We can solve any problem. The main problem is in understanding. We don’t know if no JoinAccept is generated when the node is unreachable or low memory or wrong pin mapping or bytes order etc etc I would like to see something simpler The beginners like me will see how difficult it’s debugging first node when you don’t have a own gateway. This is a lesson to learn.

I don’t know how to do that without my own gateway or a spectrum analyzer.

I used a logic analyzer. Connected it to SPI to see communication between arduino and rfm. I set up sending packet each 10 seconds for testing and I did saw each 10 seconds some activity. I could not decode what commands are passing between. Need to learn deeper this type of communication

Print out a hexdump of the raw packet bytes

You want to look only at a single cycle of transmit and receive, and as explained in the post recommending this, look for the specific pieces of SPI bus and DIO activity happening at the right times. Even if you don’t decode the SPI you need to see activity happening in the right place.

Given you’re not reverse engineering something, you could also just blip another GPIO at key times in sequence of the attempt, which was actually the first part of that recommendation from earlier…

FWIW, having somewhat lost the will to live, I got the breadboard mashup that’s pictured above out of its draw and created a new ABP sketch and it’s sending away nicely and received a downlink. Using https://github.com/matthijskooijman/arduino-lmic/tree/1.5.0+arduino-3

I’ll try an OTAA sketch in the morning.

This is another version. This one is
name=LMIC-Arduino
version=1.5.0+arduino-3
author=IBM

I have tested earlier with this version
name=IBM LMIC framework
version=1.5.1
author=IBM

Now I tested at the window with version=1.5.0+arduino-3 - nothing for me.

Starting
RXMODE_RSSI
457: engineUpdate, opmode=0x808
1505: TXMODE, freq=867500000, len=26, SF=7, BW=125, CR=4/5, IH=0
Packet queued
67967: RXMODE_SINGLE, freq=867500000, SF=7, BW=125, CR=4/5, IH=0

I suppose you have your own gateway.

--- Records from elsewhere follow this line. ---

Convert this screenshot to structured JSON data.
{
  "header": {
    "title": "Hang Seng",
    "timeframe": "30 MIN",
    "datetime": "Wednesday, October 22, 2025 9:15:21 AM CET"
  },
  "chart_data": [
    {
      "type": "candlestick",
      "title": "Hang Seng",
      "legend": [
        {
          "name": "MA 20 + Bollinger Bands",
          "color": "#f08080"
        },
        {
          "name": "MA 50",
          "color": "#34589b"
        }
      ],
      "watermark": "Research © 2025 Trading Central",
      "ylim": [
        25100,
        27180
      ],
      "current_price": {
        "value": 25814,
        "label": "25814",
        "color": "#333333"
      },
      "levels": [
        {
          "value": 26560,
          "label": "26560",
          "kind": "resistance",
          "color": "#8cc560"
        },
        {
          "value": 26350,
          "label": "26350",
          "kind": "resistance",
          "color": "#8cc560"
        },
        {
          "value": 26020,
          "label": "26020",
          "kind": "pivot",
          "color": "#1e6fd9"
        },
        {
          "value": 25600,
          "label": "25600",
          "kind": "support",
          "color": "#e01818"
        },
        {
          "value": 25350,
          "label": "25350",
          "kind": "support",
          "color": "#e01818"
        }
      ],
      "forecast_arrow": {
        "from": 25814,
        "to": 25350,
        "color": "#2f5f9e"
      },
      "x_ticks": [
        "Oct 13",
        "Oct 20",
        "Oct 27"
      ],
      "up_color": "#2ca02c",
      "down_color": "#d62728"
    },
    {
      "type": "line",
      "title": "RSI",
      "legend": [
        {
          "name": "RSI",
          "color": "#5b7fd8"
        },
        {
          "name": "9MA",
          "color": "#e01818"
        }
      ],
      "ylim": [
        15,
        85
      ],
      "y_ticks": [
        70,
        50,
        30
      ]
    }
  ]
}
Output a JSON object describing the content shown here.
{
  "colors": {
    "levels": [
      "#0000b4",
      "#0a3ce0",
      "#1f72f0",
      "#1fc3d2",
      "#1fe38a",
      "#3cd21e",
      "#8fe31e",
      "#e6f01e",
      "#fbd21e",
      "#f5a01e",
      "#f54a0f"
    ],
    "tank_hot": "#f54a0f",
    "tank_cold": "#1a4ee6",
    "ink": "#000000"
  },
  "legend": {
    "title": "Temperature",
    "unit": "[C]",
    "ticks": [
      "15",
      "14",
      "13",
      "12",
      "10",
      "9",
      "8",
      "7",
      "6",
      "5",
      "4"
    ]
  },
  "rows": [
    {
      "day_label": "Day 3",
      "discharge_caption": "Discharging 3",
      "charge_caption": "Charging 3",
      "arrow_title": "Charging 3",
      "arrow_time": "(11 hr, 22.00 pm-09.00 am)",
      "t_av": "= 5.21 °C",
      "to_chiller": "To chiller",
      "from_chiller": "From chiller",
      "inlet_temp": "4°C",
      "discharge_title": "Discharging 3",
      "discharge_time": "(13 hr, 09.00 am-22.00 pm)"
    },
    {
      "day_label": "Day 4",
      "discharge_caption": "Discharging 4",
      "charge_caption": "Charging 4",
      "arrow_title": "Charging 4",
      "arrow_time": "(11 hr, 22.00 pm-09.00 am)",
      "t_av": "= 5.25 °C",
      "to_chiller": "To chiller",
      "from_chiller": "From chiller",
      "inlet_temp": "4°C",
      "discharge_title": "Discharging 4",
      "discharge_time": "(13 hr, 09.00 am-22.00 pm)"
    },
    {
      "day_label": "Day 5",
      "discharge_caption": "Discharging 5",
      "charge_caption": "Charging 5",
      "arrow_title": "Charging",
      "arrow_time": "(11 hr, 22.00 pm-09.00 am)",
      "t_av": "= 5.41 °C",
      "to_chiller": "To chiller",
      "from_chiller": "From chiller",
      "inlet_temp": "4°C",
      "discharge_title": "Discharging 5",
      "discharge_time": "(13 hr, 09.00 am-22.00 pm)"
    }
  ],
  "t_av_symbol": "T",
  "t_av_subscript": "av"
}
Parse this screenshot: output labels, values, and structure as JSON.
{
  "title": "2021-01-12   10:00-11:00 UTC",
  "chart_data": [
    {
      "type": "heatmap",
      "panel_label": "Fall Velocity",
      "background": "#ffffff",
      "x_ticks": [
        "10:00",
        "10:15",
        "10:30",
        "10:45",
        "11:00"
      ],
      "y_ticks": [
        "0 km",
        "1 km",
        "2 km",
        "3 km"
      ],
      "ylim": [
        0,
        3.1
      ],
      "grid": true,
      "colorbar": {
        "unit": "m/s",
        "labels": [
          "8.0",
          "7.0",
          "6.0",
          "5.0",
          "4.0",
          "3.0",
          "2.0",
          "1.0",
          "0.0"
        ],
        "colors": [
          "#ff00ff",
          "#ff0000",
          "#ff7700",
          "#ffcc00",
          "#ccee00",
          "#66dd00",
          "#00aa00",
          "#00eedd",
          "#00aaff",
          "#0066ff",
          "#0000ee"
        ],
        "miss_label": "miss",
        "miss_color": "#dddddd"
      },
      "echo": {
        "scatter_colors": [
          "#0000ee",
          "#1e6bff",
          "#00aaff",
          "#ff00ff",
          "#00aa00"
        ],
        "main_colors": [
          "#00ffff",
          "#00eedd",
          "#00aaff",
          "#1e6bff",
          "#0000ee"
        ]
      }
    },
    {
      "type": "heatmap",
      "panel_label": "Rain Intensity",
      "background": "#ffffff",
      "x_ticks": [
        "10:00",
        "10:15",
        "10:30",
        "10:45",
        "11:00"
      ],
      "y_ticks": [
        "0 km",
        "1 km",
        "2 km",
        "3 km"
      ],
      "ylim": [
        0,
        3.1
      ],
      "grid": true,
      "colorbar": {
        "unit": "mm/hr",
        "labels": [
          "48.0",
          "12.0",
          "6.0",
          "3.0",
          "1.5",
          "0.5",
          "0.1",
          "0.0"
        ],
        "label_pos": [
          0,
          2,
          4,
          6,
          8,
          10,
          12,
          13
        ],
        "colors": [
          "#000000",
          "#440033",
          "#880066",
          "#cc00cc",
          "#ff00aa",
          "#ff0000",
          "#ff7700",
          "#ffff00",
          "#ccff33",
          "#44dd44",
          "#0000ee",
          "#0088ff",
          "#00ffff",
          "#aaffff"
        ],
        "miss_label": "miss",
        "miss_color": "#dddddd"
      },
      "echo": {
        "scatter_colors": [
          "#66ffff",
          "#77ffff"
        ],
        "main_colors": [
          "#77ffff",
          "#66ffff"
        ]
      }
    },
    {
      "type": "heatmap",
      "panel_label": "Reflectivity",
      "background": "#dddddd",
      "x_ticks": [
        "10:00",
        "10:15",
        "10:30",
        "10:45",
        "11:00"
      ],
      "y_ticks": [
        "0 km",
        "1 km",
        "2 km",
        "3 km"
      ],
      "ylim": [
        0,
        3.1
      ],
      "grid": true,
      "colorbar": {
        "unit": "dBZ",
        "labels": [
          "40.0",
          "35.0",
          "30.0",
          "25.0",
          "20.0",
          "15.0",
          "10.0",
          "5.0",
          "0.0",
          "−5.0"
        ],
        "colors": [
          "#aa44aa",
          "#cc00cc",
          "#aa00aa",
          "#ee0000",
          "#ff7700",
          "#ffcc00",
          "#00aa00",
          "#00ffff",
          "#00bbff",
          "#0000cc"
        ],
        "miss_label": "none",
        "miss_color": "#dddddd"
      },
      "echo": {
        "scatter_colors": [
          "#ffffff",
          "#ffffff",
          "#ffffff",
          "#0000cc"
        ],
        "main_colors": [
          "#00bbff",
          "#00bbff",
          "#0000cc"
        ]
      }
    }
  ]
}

Have you tested how many meters from the house your device can reach the gateway?

It would be great if you could be specific about the repository and git hash you are using when you mention these. The “name” in the code is almost meaningless.

Also, debug prints may break timing. So a good strategy is to load up with extra debug output, raw packet dump, etc and make sure the code is doing what it is supposed to be doing; then disable all of that and check the timing with a scope or logic analyzer.

This one. It’s the same maintainer, only versions are different.
https://github.com/matthijskooijman/arduino-lmic

I just compared library.properties and I observed a difference. version=1.5.1 and version=1.5.0+arduino-3 is different. Can you see it? Links to all used libraries are provided in this thread, if you read from beginning. What git hash do you want and for what purpose?